The communities said that the government and people of
Nigeria had been short-changed, for instance, by the deal pertaining to OML 30,
as the value of the asset divested to Atlantic Energy by NPDC should have been
higher by at least $750 million.
“If the open and competitive bidding process mandated by
Nigeria's Public Procurement Act had been followed, it should not have been
less than $800 million,” the petitioners said.
But as the House prepares to probe the involvement of
Atlantic Energy Drilling in the oil blocks sold by Shell, the management of
NNPC yesterday announced that production of petrol at its three refineries in
Kaduna, Warri and Port Harcourt had reached a combined 10.23 million litres per
day.
Briefing journalists in Abuja, the Group Executive Director
(GED), Refining and Petrochemicals of the corporation, Anthony Ogbuigwe, stated
that the Kaduna Refining and Petrochemical Company was currently running at 65
per cent of installed capacity, Warri Refining and Petrochemical Company – 63
per cent and Port Harcourt Refining and Petrochemical Company – 66 per cent.
Ogbuigwe also revealed that the refineries are currently
producing 5.53 million litres of kerosene daily and 8.016 million litres of
diesel daily.
“I can tell you with every sense of responsibility that
contrary to the news making the rounds, all our refineries are doing very well.
The major components and various units of the Fluid Catalytic Cracking Units,
(FCCU), Crude Distillation Unit (CDU) and Vacuum Distillation Unit (VDU) of all
the refineries are working well.
“In fact, these refineries have been running consistently
for over three months now,” Ogbuigwe stated.
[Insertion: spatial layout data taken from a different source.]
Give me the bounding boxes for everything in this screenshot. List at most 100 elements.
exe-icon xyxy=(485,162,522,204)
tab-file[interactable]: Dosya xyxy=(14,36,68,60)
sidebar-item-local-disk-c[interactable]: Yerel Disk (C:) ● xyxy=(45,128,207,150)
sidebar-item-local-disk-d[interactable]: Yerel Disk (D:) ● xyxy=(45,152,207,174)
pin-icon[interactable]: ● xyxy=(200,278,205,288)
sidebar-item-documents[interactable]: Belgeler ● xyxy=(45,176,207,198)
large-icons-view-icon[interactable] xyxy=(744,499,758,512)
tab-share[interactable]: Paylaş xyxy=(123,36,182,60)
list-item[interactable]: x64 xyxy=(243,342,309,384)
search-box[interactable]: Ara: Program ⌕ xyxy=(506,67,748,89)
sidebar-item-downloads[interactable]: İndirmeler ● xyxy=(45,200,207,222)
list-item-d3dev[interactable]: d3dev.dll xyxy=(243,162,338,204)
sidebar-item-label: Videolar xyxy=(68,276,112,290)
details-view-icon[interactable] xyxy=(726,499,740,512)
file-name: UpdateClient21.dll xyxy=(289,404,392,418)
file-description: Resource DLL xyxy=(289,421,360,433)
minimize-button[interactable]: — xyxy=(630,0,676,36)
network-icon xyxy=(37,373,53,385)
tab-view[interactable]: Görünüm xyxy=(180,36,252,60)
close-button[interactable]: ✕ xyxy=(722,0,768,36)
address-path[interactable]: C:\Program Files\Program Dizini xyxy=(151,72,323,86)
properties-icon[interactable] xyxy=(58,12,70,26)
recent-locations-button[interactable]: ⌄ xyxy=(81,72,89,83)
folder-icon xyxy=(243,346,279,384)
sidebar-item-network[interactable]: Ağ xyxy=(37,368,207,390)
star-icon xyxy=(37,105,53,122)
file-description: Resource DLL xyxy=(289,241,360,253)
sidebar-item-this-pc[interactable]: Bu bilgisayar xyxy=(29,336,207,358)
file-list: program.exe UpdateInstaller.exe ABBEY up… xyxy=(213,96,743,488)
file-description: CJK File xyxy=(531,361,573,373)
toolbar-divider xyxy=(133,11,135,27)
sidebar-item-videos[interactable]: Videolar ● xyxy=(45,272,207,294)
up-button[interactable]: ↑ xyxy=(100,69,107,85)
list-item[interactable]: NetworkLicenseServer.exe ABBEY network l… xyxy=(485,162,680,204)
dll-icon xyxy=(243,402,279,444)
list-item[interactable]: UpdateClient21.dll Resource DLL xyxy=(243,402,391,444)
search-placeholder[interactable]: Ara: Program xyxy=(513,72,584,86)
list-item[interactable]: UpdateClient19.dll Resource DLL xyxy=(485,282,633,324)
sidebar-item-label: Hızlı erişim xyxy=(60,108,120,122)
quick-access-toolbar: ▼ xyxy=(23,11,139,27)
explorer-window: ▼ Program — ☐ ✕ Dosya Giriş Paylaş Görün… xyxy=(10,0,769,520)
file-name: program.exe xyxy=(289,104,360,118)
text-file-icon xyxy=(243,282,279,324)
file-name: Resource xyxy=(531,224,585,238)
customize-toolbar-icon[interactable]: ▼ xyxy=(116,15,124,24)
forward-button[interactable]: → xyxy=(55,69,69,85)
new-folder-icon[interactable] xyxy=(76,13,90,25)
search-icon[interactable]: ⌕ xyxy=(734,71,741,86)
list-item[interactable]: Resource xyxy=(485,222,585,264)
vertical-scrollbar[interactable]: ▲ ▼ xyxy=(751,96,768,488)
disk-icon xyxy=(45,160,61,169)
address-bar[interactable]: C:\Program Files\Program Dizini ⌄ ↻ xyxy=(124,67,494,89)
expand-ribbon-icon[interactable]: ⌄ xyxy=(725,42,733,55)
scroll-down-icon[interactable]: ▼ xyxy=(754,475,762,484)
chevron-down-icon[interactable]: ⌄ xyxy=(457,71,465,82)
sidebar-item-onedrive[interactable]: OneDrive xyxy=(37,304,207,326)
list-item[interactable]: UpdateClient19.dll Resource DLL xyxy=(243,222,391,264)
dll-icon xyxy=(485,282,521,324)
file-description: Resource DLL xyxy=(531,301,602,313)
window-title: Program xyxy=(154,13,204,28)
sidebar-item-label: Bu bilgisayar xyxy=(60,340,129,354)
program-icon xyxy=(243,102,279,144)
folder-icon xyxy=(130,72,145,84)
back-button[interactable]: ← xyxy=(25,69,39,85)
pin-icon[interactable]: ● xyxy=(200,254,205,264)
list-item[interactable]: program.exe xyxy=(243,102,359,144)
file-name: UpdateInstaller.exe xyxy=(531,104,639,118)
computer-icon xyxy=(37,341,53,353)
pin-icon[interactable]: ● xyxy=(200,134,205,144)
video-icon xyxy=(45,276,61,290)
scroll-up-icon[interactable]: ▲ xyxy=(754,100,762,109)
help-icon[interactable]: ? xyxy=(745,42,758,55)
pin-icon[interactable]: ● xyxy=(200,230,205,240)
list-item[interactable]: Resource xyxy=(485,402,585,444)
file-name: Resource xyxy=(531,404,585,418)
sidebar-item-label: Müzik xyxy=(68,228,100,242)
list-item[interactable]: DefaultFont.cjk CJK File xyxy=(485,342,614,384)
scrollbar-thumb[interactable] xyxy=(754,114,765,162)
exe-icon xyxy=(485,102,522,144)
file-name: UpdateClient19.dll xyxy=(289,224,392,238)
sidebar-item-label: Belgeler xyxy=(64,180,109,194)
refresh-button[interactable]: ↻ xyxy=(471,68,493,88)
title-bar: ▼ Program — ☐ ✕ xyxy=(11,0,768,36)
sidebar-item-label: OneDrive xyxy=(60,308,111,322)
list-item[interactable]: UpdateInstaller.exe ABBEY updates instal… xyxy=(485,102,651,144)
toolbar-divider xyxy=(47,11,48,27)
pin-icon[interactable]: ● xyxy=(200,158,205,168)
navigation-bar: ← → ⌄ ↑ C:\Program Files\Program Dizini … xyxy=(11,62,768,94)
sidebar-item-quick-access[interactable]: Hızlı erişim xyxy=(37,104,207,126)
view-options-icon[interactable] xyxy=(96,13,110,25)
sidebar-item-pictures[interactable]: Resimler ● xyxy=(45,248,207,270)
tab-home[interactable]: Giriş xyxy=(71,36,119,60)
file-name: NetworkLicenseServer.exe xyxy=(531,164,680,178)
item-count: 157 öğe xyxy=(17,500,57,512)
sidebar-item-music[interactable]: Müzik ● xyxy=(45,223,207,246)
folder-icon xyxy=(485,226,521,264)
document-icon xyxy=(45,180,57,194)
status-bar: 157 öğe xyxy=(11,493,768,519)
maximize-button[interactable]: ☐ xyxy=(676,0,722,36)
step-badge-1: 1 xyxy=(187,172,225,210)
He explained that the stability in petroleum products supply
to motorists in the country was attributable to the performance of the
refineries.
Ogbuigwe maintained that the scheduled turn around
maintenance for the refineries was on course, with the Port Harcourt refinery
taking delivery of some of the components for its rehabilitation. “I can tell
you that five shipments for the TAM PHRC have arrived,” he said.
However, he criticised the growing menace of pipeline
vandalism and crude oil theft, stressing that they are a big threat to the
nation’s oil and gas industry.
The GED called on all the stakeholders in the petroleum
sector and Nigerians to team up with the NNPC in finding a lasting solution to
the menace so that the refineries could run without shutting down.